As for easy scapegoats, "The Huddle" has now become another unfortunate chapter of Browns' folklore. Yet, Sunday's game was not lost thanks to miscommunication and a quick snap. Instead, the Browns defense simply couldn't get off the field when it most needed to. Adding to the defense's dilemma were the continued second half respites by young defensive tackles Phil Taylor and Ahtyba Rubin.
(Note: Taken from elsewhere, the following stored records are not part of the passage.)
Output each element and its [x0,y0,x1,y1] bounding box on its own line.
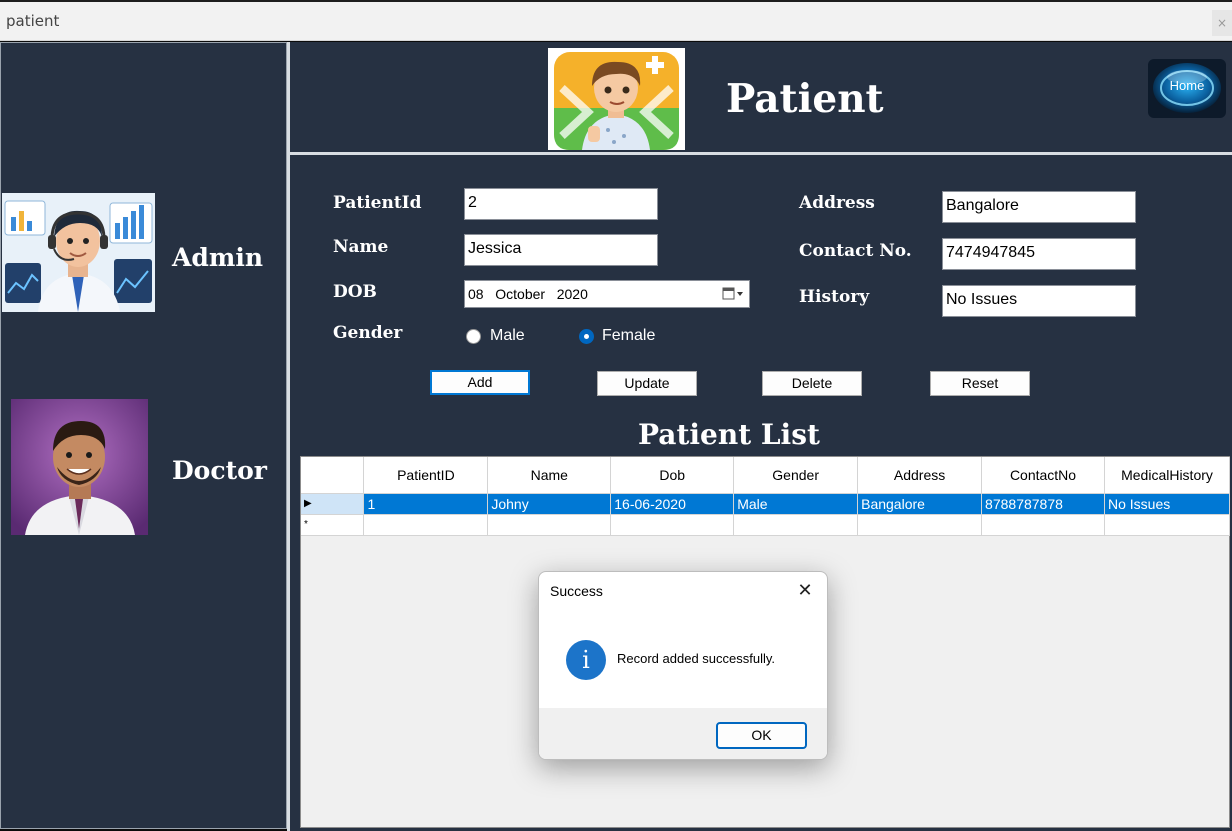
dialog-body: i Record added successfully. [539,610,827,708]
table-cell[interactable]: Male [733,493,859,515]
column-header-contactno[interactable]: ContactNo [981,457,1105,494]
table-cell[interactable]: No Issues [1104,493,1230,515]
new-row-indicator-icon[interactable]: * [301,514,365,536]
contact-input[interactable]: 7474947845 [942,238,1136,270]
calendar-dropdown-icon[interactable] [722,287,744,301]
dob-month: October [495,286,546,302]
success-dialog[interactable]: Success ✕ i Record added successfully. O… [538,571,828,760]
table-cell[interactable] [733,514,859,536]
dob-year: 2020 [556,286,588,302]
gender-female-radio[interactable] [579,329,594,344]
ok-button[interactable]: OK [716,722,807,749]
header-panel: Patient Home [290,42,1232,152]
history-label: History [799,287,870,307]
patient-id-label: PatientId [333,193,422,213]
patient-logo-icon [548,48,685,150]
gender-male-radio[interactable] [466,329,481,344]
patient-id-input[interactable]: 2 [464,188,658,220]
history-input[interactable]: No Issues [942,285,1136,317]
new-row[interactable]: * [301,514,1230,536]
update-button[interactable]: Update [597,371,697,396]
window-close-button[interactable]: × [1212,10,1232,36]
address-input[interactable]: Bangalore [942,191,1136,223]
table-cell[interactable] [487,514,612,536]
admin-label[interactable]: Admin [172,243,263,272]
current-row-indicator-icon[interactable]: ▶ [301,493,365,515]
contact-label: Contact No. [799,241,912,261]
window-titlebar[interactable]: patient × [0,2,1232,41]
dob-label: DOB [333,282,377,302]
name-input[interactable]: Jessica [464,234,658,266]
address-label: Address [799,193,875,213]
add-button[interactable]: Add [430,370,530,395]
table-cell[interactable]: Bangalore [857,493,983,515]
table-cell[interactable] [981,514,1105,536]
admin-avatar-icon[interactable] [2,193,155,312]
gender-label: Gender [333,323,403,343]
table-cell[interactable]: 1 [363,493,489,515]
row-header-corner[interactable] [301,457,365,494]
doctor-label[interactable]: Doctor [172,456,267,485]
table-cell[interactable]: Johny [487,493,612,515]
table-cell[interactable] [363,514,489,536]
table-cell[interactable]: 16-06-2020 [610,493,735,515]
table-cell[interactable] [1104,514,1230,536]
table-cell[interactable]: 8788787878 [981,493,1105,515]
doctor-avatar-icon[interactable] [11,399,148,535]
window-title: patient [6,12,60,30]
column-header-name[interactable]: Name [487,457,612,494]
info-icon: i [566,640,606,680]
table-cell[interactable] [857,514,983,536]
dialog-footer: OK [539,708,827,759]
close-icon[interactable]: ✕ [793,580,817,602]
dob-day: 08 [468,286,484,302]
delete-button[interactable]: Delete [762,371,862,396]
column-header-patientid[interactable]: PatientID [363,457,489,494]
dob-date-picker[interactable]: 08 October 2020 [464,280,750,308]
table-row[interactable]: ▶ 1 Johny 16-06-2020 Male Bangalore 8788… [301,493,1230,515]
dialog-title: Success [550,583,603,599]
patient-list-title: Patient List [638,418,820,451]
patient-table[interactable]: PatientID Name Dob Gender Address Contac… [301,457,1230,536]
name-label: Name [333,237,389,257]
table-cell[interactable] [610,514,735,536]
gender-female-label[interactable]: Female [602,327,655,345]
column-header-dob[interactable]: Dob [610,457,735,494]
home-button-label: Home [1169,78,1205,93]
page-title: Patient [726,76,884,122]
gender-male-label[interactable]: Male [490,327,525,345]
column-header-medicalhistory[interactable]: MedicalHistory [1104,457,1230,494]
dialog-message: Record added successfully. [617,651,776,666]
reset-button[interactable]: Reset [930,371,1030,396]
home-button[interactable]: Home [1148,59,1226,118]
sidebar: Admin Doctor [0,42,287,829]
column-header-gender[interactable]: Gender [733,457,859,494]
column-header-address[interactable]: Address [857,457,983,494]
While both players turned in solid performances, neither was on the field for much of the late third and early fourth quarters. In Taylor and Rubin's place were Scott Paxson and Brian Schaefering, which was a clear regression from the team's top two defensive linemen. Neither Paxson or Schaefering have the size to compete against NFL talent – which proved taxing to the likes of a winded Scott Fujita and over pursuant Jabaal Sheard.
That Same Old Feeling
For a few select moments on Sunday, everything recounted above didn't seem likely to occur. After the Browns survived a horrific plague of penalties and touchback-infused poor field position in the first quarter, the promise of Shurmur – and even that of Mike Holmgren and Tom Heckert – appeared to manifest itself on consecutive second quarter touchdown drives.
However, that lingering feeling of Browns dread – the kind that immediately pulses when things seem perfectly placed – returned as the Bengals continually punted away their second half possessions. Silently clinging to a soon to be lost momentum, the Browns simply couldn't shut the door on an opponent – one who can easily claim to be NFL brethren in agony.
And while familiar refrains of panic and dread are yet again sweeping across Browns Nation – much like last year, and the year before that, and so on – these results were probably to be expected. After all, the 2011 Browns are probably a more pure form of last year's mismatched crew of Mangini veterans and Heckert rookies.
And just like last year, the same problems still linger.